I have often heard that William Blake’s The Tyger is supposed to resemble a nursery rhyme.

For example, in analysis I found on “Mercs Poetry Blog”:

This poem, despite its mature themes and connotations reminds me of nursery rhymes from my childhood, like Twinkle Twinkle Little Star. The utter fascination with a natural being, the rhyme structure, the change between trochaic and iambic tetrameter and the repetition of the first stanza at the end with a slight modification are all shared characteristics between the two pieces. However, The Tyger came first, as Twinkle Twinkle Little Star was penned in 1804.

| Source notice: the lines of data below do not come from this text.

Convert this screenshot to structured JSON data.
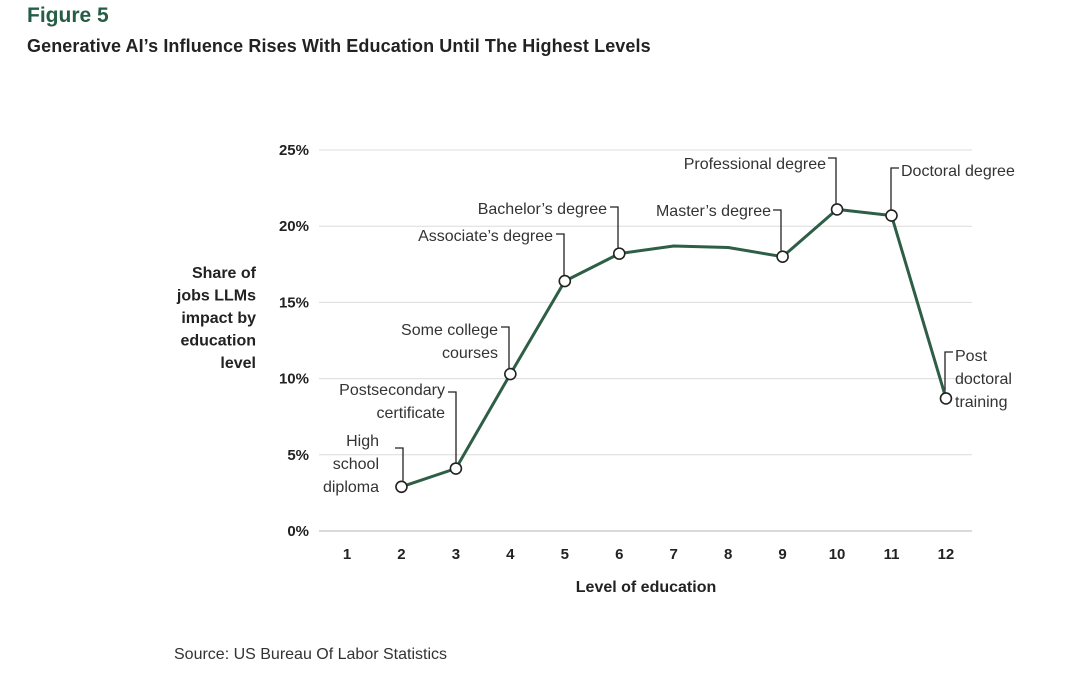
{
  "header": {
    "figure_label": "Figure 5",
    "title": "Generative AI’s Influence Rises With Education Until The Highest Levels"
  },
  "footer": {
    "source": "Source: US Bureau Of Labor Statistics"
  },
  "colors": {
    "accent": "#255e45",
    "line": "#2e5e46",
    "grid": "#dcdcdc"
  },
  "chart_data": {
    "type": "line",
    "title": "Generative AI’s Influence Rises With Education Until The Highest Levels",
    "xlabel": "Level of education",
    "ylabel_lines": [
      "Share of",
      "jobs LLMs",
      "impact by",
      "education",
      "level"
    ],
    "x_ticks": [
      "1",
      "2",
      "3",
      "4",
      "5",
      "6",
      "7",
      "8",
      "9",
      "10",
      "11",
      "12"
    ],
    "y_ticks": [
      "0%",
      "5%",
      "10%",
      "15%",
      "20%",
      "25%"
    ],
    "y_tick_values": [
      0,
      5,
      10,
      15,
      20,
      25
    ],
    "ylim": [
      0,
      25
    ],
    "xlim": [
      1,
      12
    ],
    "grid": true,
    "series": [
      {
        "name": "Share of jobs LLMs impact",
        "x": [
          2,
          3,
          4,
          5,
          6,
          7,
          8,
          9,
          10,
          11,
          12
        ],
        "values": [
          2.9,
          4.1,
          10.3,
          16.4,
          18.2,
          18.7,
          18.6,
          18.0,
          21.1,
          20.7,
          8.7
        ]
      }
    ],
    "markers_at": [
      2,
      3,
      4,
      5,
      6,
      9,
      10,
      11,
      12
    ],
    "annotations": [
      {
        "x": 2,
        "lines": [
          "High",
          "school",
          "diploma"
        ]
      },
      {
        "x": 3,
        "lines": [
          "Postsecondary",
          "certificate"
        ]
      },
      {
        "x": 4,
        "lines": [
          "Some college",
          "courses"
        ]
      },
      {
        "x": 5,
        "lines": [
          "Associate’s degree"
        ]
      },
      {
        "x": 6,
        "lines": [
          "Bachelor’s degree"
        ]
      },
      {
        "x": 9,
        "lines": [
          "Master’s degree"
        ]
      },
      {
        "x": 10,
        "lines": [
          "Professional degree"
        ]
      },
      {
        "x": 11,
        "lines": [
          "Doctoral degree"
        ]
      },
      {
        "x": 12,
        "lines": [
          "Post",
          "doctoral",
          "training"
        ]
      }
    ]
  }
}
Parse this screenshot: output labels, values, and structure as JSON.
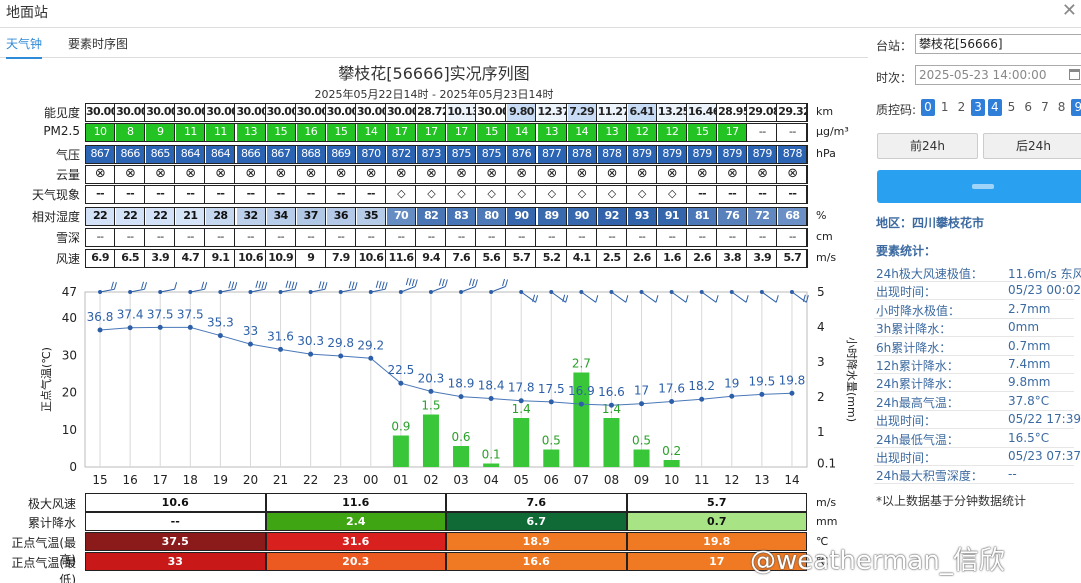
{
  "window": {
    "title": "地面站"
  },
  "tabs": [
    {
      "label": "天气钟"
    },
    {
      "label": "要素时序图"
    }
  ],
  "chart_title": "攀枝花[56666]实况序列图",
  "chart_subtitle": "2025年05月22日14时 - 2025年05月23日14时",
  "row_labels": [
    "能见度",
    "PM2.5",
    "气压",
    "云量",
    "天气现象",
    "相对湿度",
    "雪深",
    "风速"
  ],
  "row_units": [
    "km",
    "μg/m³",
    "hPa",
    "",
    "",
    "%",
    "cm",
    "m/s"
  ],
  "hours": [
    "15",
    "16",
    "17",
    "18",
    "19",
    "20",
    "21",
    "22",
    "23",
    "00",
    "01",
    "02",
    "03",
    "04",
    "05",
    "06",
    "07",
    "08",
    "09",
    "10",
    "11",
    "12",
    "13",
    "14"
  ],
  "visibility": [
    "30.00",
    "30.00",
    "30.00",
    "30.00",
    "30.00",
    "30.00",
    "30.00",
    "30.00",
    "30.00",
    "30.00",
    "30.00",
    "28.72",
    "10.13",
    "30.00",
    "9.80",
    "12.37",
    "7.29",
    "11.27",
    "6.41",
    "13.25",
    "16.46",
    "28.95",
    "29.08",
    "29.32"
  ],
  "pm25": [
    "10",
    "8",
    "9",
    "11",
    "11",
    "13",
    "15",
    "16",
    "15",
    "14",
    "17",
    "17",
    "17",
    "15",
    "14",
    "13",
    "14",
    "13",
    "12",
    "12",
    "15",
    "17",
    "--",
    "--"
  ],
  "pressure": [
    "867",
    "866",
    "865",
    "864",
    "864",
    "866",
    "867",
    "868",
    "869",
    "870",
    "872",
    "873",
    "875",
    "875",
    "876",
    "877",
    "878",
    "878",
    "879",
    "879",
    "879",
    "879",
    "879",
    "878"
  ],
  "cloud_glyph": "⊗",
  "weather": [
    "--",
    "--",
    "--",
    "--",
    "--",
    "--",
    "--",
    "--",
    "--",
    "--",
    "◇",
    "◇",
    "◇",
    "◇",
    "◇",
    "◇",
    "◇",
    "◇",
    "◇",
    "◇",
    "--",
    "--",
    "--",
    "--"
  ],
  "humidity": [
    "22",
    "22",
    "22",
    "21",
    "28",
    "32",
    "34",
    "37",
    "36",
    "35",
    "70",
    "82",
    "83",
    "80",
    "90",
    "89",
    "90",
    "92",
    "93",
    "91",
    "81",
    "76",
    "72",
    "68"
  ],
  "snow": [
    "--",
    "--",
    "--",
    "--",
    "--",
    "--",
    "--",
    "--",
    "--",
    "--",
    "--",
    "--",
    "--",
    "--",
    "--",
    "--",
    "--",
    "--",
    "--",
    "--",
    "--",
    "--",
    "--",
    "--"
  ],
  "wind": [
    "6.9",
    "6.5",
    "3.9",
    "4.7",
    "9.1",
    "10.6",
    "10.9",
    "9",
    "7.9",
    "10.6",
    "11.6",
    "9.4",
    "7.6",
    "5.6",
    "5.7",
    "5.2",
    "4.1",
    "2.5",
    "2.6",
    "1.6",
    "2.6",
    "3.8",
    "3.9",
    "5.7"
  ],
  "colors": {
    "pm_green": "#22c322",
    "temp_line": "#4a78b8",
    "precip_bar": "#39c739",
    "hum_low": "#d8e6f8",
    "hum_high": "#2c5fa8",
    "press_blue": "#2c64b4"
  },
  "chart_data": {
    "type": "line",
    "x": [
      "15",
      "16",
      "17",
      "18",
      "19",
      "20",
      "21",
      "22",
      "23",
      "00",
      "01",
      "02",
      "03",
      "04",
      "05",
      "06",
      "07",
      "08",
      "09",
      "10",
      "11",
      "12",
      "13",
      "14"
    ],
    "series": [
      {
        "name": "",
        "values": [
          36.8,
          37.4,
          37.5,
          37.5,
          35.3,
          33,
          31.6,
          30.3,
          29.8,
          29.2,
          22.5,
          20.3,
          18.9,
          18.4,
          17.8,
          17.5,
          16.9,
          16.6,
          17,
          17.6,
          18.2,
          19,
          19.5,
          19.8
        ]
      },
      {
        "name": "",
        "type": "bar",
        "values": [
          null,
          null,
          null,
          null,
          null,
          null,
          null,
          null,
          null,
          null,
          0.9,
          1.5,
          0.6,
          0.1,
          1.4,
          0.5,
          2.7,
          1.4,
          0.5,
          0.2,
          null,
          null,
          null,
          null
        ]
      }
    ],
    "ylabel_left": "正点气温(℃)",
    "ylabel_right": "小时降水量(mm)",
    "ylim_left": [
      0,
      47
    ],
    "yticks_left": [
      "47",
      "40",
      "30",
      "20",
      "10",
      "0"
    ],
    "yticks_right": [
      "5",
      "4",
      "3",
      "2",
      "1",
      "0.1"
    ],
    "ylim_right": [
      0,
      5
    ]
  },
  "bottom": {
    "labels": [
      "极大风速",
      "累计降水",
      "正点气温(最高)",
      "正点气温(最低)"
    ],
    "units": [
      "m/s",
      "mm",
      "℃",
      "℃"
    ],
    "wind": [
      "10.6",
      "11.6",
      "7.6",
      "5.7"
    ],
    "precip": [
      "--",
      "2.4",
      "6.7",
      "0.7"
    ],
    "tmax": [
      "37.5",
      "31.6",
      "18.9",
      "19.8"
    ],
    "tmin": [
      "33",
      "20.3",
      "16.6",
      "17"
    ],
    "precip_colors": [
      "#ffffff",
      "#3fa512",
      "#0f6a36",
      "#a8e486"
    ],
    "tmax_colors": [
      "#8b1a1a",
      "#d8201f",
      "#f07a23",
      "#f07a23"
    ],
    "tmin_colors": [
      "#c81818",
      "#ec5a22",
      "#f07a23",
      "#f07a23"
    ]
  },
  "side": {
    "station_label": "台站：",
    "station_value": "攀枝花[56666]",
    "time_label": "时次：",
    "time_value": "2025-05-23 14:00:00",
    "qc_label": "质控码:",
    "qc": [
      "0",
      "1",
      "2",
      "3",
      "4",
      "5",
      "6",
      "7",
      "8",
      "9"
    ],
    "prev_btn": "前24h",
    "next_btn": "后24h",
    "region": "地区：四川攀枝花市",
    "stats_title": "要素统计：",
    "stats": [
      {
        "k": "24h极大风速极值：",
        "v": "11.6m/s 东风"
      },
      {
        "k": "出现时间：",
        "v": "05/23 00:02"
      },
      {
        "k": "小时降水极值：",
        "v": "2.7mm"
      },
      {
        "k": "3h累计降水：",
        "v": "0mm"
      },
      {
        "k": "6h累计降水：",
        "v": "0.7mm"
      },
      {
        "k": "12h累计降水：",
        "v": "7.4mm"
      },
      {
        "k": "24h累计降水：",
        "v": "9.8mm"
      },
      {
        "k": "24h最高气温：",
        "v": "37.8°C"
      },
      {
        "k": "出现时间：",
        "v": "05/22 17:39"
      },
      {
        "k": "24h最低气温：",
        "v": "16.5°C"
      },
      {
        "k": "出现时间：",
        "v": "05/23 07:37"
      },
      {
        "k": "24h最大积雪深度：",
        "v": "--"
      }
    ],
    "note": "*以上数据基于分钟数据统计"
  },
  "watermark": "@weatherman_信欣"
}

The blogger says that the poem reminds him/her of a nursery rhyme due to its resemblance to Twinkle, Twinkle, Little Star. However, they also mention that The Tyger came first.

I have 2 questions:

  1. Does The Tyger have other characteristics which resemble nursery rhymes that could have been picked up on by a contemporary audience?
  2. Since The Tyger was probably intended to be sung, is there any evidence to suggest that Blake intended for it to be sung in a manner similar to a nursery rhyme?

1 Answer 1


Compare the illuminated versions of The Songs of Innocence and of Experience, wherein we find The Tyger to the roughly contemporary Tommy Thumb's Song Book and there are many similarities. The Tommy Thumb book was apparently first published in 1745 but I have included an 1815 edition.

The page layouts are similar: one poem per page. Both books have many illustrations. Notice that the Tommy Thumb book never uses the exact phrase 'nursery rhyme', but says the songs are to be sung to children 'by their nurses' and is even credited to 'Nurse Lovechild' and prefaced by a 'Letter from a Lady on Nursing'

Tommy Thumb Frontispiece

It seems to me that the very genre of 'nursery rhyme' was still it its infancy when Blake was composing his songs. It's not clear to me where the term itself originates. Surely the folk songs predate the printed collections, and the collections predate the labelling of a genre.

As the blog you quoted mentions, the 'fascination with natural being' is consistent with fairy-tales and children's stories in general, a feature that I would say is noticeable by audiences across eras and cultures. Consider Aesop's fables, LaFontaine's fables and even examples outside of Europe like the Jakarta tales.